Here’s a quick game for a weekend day. Surely we’ve all experienced a certain amount of rationalizing that goes with our Shakespeare, whether it came from casual conversation or directly from our teachers. What am I talking about? I heard an old stand by this morning about Juliet being 13 – namely, “Oh, well you see, that was the typical age for a girl back then to get married.”
Really? Back when, exactly? The late 1500’s when Shakespeare was writing? Or something more in the 14th century, based on Porto’s original? If the latter – then why did Porto have Juliet as 16 instead? (I think I have those facts right, this is off the top of my head). If Shakespeare was talking about his own time, what’s it mean then that at 18 he married a pregnant woman nearly 10 years older than him?
Or instead is it that we read Shakespeare, we think “Well, whatever he wrote has to make sense, therefore this love story about a 13yr old has to make sense…so we’ll tell ourselves how it makes sense.”
Then there’s the “second best bed” that he left to his wife. Surely you’ve heard people tell you that “Oh, well you see, this was commonly done – the *best* bed was the guest bed, of course, and the second best bed would have been their wedding bed.” Really? Has anyone ever seen independent confirmation of that, or is that just wishful thinking?
Then of course there’s the whole gay thing. Sonnets written to a dude? Of course they were, that’s how people talked back then! It was perfectly natural for one guy to write love poetry to another guy!
I’m curious, this fine Saturday morning … can we make a list of those? More importantly, can we decide once and for all which are right and which are just wishful thinking?
On the age of Juliet question:
It's interesting to note that reading through it, you notice that Shakespeare paraphrases–much more elegantly– the ideas in many lines of Arthur Brooke's long narrative poem, "Romeus and Juliet".

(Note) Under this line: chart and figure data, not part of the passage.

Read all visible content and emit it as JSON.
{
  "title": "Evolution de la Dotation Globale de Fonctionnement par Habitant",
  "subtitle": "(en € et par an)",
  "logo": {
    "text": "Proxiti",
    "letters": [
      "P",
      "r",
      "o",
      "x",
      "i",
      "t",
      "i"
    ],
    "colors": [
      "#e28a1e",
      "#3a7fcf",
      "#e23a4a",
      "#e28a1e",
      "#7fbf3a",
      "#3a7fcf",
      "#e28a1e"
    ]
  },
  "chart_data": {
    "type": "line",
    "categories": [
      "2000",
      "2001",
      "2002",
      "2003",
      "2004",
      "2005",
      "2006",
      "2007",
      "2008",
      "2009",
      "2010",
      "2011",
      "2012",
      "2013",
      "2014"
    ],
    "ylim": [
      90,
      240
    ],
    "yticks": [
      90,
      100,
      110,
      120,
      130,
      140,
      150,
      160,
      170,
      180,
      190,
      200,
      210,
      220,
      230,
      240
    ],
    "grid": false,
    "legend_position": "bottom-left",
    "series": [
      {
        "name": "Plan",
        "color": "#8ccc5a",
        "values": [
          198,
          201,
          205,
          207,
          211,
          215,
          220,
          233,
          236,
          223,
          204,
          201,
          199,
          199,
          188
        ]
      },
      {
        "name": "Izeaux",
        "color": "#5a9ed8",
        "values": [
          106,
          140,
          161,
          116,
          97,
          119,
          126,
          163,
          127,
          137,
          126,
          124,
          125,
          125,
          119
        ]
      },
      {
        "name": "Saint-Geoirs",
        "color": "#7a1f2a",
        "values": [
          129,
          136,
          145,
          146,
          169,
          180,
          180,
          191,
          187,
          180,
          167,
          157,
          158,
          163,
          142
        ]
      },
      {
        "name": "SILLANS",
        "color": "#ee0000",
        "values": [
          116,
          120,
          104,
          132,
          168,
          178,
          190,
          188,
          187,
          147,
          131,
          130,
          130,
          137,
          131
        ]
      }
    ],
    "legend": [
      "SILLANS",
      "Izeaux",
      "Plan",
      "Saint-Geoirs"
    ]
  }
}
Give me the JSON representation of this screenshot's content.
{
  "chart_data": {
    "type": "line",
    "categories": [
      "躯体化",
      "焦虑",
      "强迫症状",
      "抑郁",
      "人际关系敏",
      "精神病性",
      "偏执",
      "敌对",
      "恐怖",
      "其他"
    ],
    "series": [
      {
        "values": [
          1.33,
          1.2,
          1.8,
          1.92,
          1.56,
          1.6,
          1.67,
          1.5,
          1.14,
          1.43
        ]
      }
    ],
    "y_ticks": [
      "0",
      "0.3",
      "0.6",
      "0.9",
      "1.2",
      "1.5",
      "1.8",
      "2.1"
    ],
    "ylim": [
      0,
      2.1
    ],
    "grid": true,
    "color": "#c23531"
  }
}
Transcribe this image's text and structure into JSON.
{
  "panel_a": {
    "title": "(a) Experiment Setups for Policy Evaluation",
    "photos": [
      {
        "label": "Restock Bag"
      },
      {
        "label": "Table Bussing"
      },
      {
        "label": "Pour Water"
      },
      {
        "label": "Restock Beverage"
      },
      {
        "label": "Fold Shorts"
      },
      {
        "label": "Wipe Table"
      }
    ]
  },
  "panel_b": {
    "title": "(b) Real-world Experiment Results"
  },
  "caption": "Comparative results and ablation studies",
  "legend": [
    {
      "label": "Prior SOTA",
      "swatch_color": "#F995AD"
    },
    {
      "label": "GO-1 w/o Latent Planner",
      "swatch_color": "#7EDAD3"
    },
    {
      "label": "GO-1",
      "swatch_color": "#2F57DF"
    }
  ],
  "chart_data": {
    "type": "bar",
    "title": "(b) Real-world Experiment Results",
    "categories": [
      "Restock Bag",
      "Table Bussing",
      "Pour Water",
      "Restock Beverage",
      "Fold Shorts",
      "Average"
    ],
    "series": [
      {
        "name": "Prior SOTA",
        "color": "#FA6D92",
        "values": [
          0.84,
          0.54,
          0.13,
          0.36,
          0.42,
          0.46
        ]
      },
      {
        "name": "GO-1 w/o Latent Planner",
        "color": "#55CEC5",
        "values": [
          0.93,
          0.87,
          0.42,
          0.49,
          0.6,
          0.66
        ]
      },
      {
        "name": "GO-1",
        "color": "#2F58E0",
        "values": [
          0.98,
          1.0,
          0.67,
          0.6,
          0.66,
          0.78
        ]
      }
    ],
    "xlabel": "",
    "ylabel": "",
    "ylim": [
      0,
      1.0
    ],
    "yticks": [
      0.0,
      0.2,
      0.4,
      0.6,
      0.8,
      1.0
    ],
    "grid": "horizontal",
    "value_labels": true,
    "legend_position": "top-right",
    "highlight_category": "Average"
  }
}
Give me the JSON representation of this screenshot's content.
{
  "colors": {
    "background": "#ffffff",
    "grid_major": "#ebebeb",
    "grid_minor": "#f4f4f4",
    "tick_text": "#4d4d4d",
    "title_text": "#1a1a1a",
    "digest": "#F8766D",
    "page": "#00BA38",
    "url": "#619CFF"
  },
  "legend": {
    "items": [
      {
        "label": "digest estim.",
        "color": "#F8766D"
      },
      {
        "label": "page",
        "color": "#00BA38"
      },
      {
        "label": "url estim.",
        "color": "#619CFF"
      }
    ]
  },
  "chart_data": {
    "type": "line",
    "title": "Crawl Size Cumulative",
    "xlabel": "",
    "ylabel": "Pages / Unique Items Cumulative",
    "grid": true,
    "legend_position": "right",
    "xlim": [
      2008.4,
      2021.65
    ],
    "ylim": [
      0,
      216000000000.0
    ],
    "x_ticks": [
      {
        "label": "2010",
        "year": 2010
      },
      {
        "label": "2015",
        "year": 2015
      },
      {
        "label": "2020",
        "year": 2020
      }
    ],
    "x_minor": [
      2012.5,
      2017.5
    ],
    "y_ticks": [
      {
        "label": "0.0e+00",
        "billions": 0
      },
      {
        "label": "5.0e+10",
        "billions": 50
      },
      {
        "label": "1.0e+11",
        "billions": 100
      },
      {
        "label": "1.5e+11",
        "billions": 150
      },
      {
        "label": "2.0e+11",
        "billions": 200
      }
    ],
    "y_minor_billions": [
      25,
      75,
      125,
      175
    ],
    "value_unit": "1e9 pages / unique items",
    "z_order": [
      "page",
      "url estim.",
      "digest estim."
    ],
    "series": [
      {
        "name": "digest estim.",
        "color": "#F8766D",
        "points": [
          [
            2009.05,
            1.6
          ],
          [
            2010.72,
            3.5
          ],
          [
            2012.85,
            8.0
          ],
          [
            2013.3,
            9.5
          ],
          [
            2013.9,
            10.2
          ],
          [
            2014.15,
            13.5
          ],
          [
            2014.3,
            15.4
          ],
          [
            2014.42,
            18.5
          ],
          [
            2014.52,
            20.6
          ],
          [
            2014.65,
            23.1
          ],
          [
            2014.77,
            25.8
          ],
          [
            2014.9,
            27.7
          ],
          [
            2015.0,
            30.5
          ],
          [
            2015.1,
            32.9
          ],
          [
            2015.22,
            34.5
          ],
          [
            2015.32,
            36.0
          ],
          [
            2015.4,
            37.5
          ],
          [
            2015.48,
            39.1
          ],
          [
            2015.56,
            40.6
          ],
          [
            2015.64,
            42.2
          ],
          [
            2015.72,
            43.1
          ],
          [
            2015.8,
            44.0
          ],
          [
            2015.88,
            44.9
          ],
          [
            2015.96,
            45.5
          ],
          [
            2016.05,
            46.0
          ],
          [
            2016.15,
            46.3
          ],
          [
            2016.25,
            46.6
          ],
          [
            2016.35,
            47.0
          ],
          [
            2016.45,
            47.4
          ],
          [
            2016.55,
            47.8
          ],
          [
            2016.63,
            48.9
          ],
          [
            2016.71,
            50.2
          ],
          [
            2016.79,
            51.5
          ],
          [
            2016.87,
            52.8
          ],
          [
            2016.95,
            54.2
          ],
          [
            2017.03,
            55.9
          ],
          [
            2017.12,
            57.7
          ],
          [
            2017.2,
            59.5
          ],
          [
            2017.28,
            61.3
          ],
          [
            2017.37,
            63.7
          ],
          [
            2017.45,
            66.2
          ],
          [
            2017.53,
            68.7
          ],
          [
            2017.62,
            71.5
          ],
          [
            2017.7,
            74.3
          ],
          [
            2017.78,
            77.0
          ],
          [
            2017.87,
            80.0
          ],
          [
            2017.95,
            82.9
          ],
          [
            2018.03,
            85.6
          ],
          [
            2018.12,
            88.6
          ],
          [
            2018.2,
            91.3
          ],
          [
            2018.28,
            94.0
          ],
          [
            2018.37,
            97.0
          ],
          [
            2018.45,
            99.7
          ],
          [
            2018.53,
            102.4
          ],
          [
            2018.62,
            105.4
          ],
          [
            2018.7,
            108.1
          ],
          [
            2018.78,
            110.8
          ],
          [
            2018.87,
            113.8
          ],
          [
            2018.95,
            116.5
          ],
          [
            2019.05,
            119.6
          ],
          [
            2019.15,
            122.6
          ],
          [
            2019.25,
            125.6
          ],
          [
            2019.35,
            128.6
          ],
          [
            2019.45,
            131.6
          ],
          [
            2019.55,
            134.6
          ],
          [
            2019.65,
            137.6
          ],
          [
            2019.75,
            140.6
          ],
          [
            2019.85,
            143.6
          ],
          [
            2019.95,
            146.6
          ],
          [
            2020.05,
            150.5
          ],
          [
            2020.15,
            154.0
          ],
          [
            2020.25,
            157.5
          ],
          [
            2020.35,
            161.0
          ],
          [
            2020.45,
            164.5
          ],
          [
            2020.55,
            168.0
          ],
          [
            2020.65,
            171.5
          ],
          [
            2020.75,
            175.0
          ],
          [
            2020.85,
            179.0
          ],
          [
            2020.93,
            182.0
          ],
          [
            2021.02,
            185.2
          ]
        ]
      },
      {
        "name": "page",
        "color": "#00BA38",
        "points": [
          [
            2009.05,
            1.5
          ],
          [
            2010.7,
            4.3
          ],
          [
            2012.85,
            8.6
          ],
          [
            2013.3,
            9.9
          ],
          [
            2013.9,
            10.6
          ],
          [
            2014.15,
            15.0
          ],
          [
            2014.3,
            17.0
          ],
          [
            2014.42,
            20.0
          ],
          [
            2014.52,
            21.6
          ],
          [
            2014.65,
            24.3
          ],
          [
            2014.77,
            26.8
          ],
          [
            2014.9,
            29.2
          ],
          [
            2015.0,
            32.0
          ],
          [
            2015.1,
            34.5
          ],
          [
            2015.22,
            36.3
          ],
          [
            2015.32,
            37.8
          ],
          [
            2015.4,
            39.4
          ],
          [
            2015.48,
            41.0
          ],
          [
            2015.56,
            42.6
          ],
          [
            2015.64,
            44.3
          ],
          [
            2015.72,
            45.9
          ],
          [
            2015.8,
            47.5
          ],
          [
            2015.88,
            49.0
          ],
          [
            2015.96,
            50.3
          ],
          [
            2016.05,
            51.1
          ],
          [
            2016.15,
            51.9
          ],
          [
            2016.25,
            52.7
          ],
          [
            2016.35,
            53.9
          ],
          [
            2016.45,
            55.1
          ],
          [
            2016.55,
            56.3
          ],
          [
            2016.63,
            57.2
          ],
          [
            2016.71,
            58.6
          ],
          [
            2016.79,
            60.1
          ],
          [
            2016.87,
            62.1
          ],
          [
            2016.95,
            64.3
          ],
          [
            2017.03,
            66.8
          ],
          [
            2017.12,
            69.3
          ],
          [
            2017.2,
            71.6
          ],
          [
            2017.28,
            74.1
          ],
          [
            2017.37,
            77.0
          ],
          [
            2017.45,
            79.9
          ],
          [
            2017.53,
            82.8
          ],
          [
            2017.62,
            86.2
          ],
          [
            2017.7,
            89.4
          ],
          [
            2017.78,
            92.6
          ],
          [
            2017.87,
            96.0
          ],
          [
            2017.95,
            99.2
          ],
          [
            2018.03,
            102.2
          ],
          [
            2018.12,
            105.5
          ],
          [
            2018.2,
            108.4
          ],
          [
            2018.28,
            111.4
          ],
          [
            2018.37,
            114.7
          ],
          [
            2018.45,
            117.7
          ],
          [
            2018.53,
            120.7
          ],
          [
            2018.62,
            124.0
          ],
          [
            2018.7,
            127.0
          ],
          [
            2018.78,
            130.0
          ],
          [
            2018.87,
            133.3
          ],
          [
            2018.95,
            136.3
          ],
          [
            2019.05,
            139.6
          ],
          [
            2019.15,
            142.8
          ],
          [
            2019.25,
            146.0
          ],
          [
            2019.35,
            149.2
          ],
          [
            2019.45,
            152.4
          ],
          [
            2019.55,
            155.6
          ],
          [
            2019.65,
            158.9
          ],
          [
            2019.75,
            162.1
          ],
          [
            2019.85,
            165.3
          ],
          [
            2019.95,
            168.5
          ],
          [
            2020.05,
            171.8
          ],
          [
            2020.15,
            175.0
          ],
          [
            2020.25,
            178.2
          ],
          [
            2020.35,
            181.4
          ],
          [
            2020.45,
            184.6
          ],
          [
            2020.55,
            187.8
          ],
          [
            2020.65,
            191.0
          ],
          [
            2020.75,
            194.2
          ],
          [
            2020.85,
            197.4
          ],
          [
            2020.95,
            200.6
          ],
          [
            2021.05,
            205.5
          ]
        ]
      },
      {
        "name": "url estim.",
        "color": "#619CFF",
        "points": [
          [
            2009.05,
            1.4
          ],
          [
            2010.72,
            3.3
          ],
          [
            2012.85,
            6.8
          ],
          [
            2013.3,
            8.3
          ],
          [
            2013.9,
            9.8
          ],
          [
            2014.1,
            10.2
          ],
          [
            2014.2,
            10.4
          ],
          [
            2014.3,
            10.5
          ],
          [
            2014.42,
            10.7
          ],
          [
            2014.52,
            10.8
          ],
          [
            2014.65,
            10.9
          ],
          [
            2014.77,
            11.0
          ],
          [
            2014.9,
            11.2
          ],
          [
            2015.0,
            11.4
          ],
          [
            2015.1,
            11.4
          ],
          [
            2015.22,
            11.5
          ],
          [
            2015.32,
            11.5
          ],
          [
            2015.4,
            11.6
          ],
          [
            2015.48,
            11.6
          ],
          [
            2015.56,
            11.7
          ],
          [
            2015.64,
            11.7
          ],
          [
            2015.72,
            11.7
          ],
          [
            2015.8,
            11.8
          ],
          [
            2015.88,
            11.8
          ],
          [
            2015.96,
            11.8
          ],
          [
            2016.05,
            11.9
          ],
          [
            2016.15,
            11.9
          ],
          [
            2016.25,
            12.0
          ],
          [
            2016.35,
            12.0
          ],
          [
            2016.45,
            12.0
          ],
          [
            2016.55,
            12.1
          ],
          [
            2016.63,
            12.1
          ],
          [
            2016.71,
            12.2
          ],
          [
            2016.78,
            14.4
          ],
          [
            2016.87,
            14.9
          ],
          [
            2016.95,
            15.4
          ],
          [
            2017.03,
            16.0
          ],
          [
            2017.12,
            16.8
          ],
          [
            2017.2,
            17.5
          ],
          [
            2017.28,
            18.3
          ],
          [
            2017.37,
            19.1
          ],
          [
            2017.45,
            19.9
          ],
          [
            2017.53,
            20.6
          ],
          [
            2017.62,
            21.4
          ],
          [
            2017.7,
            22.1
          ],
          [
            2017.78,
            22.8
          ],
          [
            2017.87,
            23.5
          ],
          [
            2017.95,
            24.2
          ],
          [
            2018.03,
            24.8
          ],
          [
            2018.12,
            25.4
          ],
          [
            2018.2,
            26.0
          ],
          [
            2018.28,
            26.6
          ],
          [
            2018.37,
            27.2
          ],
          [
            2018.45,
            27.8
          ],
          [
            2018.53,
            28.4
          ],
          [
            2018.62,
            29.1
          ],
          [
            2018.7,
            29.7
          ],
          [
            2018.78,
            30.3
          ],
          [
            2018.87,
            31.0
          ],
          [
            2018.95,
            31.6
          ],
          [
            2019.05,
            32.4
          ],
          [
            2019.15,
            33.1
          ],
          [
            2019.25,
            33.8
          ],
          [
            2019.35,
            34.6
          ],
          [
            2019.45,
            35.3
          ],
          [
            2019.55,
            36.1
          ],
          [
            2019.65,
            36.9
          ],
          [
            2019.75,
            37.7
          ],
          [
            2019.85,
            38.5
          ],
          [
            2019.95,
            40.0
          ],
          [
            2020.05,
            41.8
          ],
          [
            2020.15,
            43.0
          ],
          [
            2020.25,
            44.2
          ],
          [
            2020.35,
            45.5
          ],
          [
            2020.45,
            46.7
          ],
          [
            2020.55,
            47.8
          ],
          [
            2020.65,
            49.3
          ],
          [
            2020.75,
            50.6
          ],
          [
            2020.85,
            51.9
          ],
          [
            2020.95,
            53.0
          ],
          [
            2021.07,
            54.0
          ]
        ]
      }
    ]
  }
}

It's thought that Brooke was Shakespeare's immediate source. In Brooke's poem, some of Nurse's lamenting lines leap off the page when asking the question why Shakespeare decided on Juliet being nigh unto 14 years old:
"One thing there is which most of all doth cause my endless ruth.
At sixteen years I first did choose my loving fere,
And I was fully ripe before, I dare well say, a year.
The pleasure that I lost, that year so overpast,
A thousand times I have bewept, and shall while life doth last."
Shakespeare has Lady Capulet chide Juliet for being older than "old enough", or " fullyripe", as the Nurse would have it, even at the impending onset of turning 14 years old, telling her, in effect, that other girls are mothers by her age–herself included. If being " fully ripe" was the qualification, who would know the answer to that question re: Juliet better than the Nurse and Mom?
Anyway, I know this isn't by any means definitive…but it's interesting to note how it might have influenced Shakespeare.